On the heels of a U.N.-funded study that warned about the massive consequences of a worldwide decline in biodiversity, U.S. conservation groups are raising alarms about new estimates that as many as one-third of American species are vulnerable to extinction.

“This loss of wildlife has been sneaking up on us but is now like a big tsunami that is going to hit us,” Thomas Lovejoy, a biologist at George Mason University, told the Guardian. Lovejoy, who was consulted on the report, said that it “captures the overall degradation of American nature over recent decades, rather than little snapshots.”

Reversing America’s Wildlife Crisis (pdf)—a collaborative project from the National Wildlife Federation, American Fisheries Society, and The Wildlife Society—notes that across the United States, more than 150 species are already extinct, some 500 are “missing in action” (meaning they are also possibly extinct), and “state wildlife agencies have identified nearly 12,000 species in need of conservation action.”

The conservation groups’ report details how habitat loss and degradation, wildlife diseases, invasive species, pollution, and the climate crisis are threatening thousands of species, and concludes that reversing the nationwide wildlife crisis will “require a dramatic increase in funding for proactive and collaborative conservation.”

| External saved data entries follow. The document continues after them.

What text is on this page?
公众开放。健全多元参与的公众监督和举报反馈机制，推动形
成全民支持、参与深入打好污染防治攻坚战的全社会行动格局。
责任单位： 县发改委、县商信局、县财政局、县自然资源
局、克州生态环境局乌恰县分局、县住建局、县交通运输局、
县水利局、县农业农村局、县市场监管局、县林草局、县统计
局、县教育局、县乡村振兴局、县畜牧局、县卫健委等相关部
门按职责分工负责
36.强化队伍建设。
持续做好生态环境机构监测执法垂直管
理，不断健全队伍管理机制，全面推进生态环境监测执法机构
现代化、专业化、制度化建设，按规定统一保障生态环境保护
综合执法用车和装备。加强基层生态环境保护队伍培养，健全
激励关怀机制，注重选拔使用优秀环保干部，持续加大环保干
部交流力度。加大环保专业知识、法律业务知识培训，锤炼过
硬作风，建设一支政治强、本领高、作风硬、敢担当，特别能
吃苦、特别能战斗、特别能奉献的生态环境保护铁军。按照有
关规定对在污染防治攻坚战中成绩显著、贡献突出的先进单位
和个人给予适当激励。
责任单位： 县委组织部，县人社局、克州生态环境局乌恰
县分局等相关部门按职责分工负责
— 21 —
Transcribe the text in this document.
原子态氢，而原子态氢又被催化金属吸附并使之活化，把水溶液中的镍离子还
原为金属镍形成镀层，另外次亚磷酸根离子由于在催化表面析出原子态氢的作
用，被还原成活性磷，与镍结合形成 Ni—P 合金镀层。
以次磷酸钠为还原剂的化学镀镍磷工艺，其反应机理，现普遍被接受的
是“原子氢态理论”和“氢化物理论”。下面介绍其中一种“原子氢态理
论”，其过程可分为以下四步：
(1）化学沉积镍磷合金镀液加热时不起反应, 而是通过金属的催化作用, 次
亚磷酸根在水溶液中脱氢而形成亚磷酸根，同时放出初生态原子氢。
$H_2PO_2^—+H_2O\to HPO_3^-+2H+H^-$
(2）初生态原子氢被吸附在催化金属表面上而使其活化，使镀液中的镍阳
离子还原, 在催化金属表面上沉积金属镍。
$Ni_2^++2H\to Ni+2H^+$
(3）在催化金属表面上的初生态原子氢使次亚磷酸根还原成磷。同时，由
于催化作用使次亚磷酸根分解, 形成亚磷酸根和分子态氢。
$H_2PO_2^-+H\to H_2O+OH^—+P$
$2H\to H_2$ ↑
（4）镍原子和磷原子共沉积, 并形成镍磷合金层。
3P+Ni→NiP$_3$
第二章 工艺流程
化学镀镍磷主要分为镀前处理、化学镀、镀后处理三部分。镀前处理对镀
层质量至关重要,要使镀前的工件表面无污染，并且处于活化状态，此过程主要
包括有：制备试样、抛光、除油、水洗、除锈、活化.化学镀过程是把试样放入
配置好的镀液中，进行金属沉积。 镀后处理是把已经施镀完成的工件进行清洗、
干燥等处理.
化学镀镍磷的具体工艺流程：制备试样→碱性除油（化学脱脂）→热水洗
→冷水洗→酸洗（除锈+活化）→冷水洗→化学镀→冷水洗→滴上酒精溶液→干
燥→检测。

“Despite the dire conditions of America’s wildlife, the research is clear that collaborative conservation actions can make a difference, and can ensure that the nation’s species not only survive but thrive.”
—conservation groups’ report

“Despite the dire conditions of America’s wildlife,” the report declares, “the research is clear that collaborative conservation actions can make a difference, and can ensure that the nation’s species not only survive but thrive.”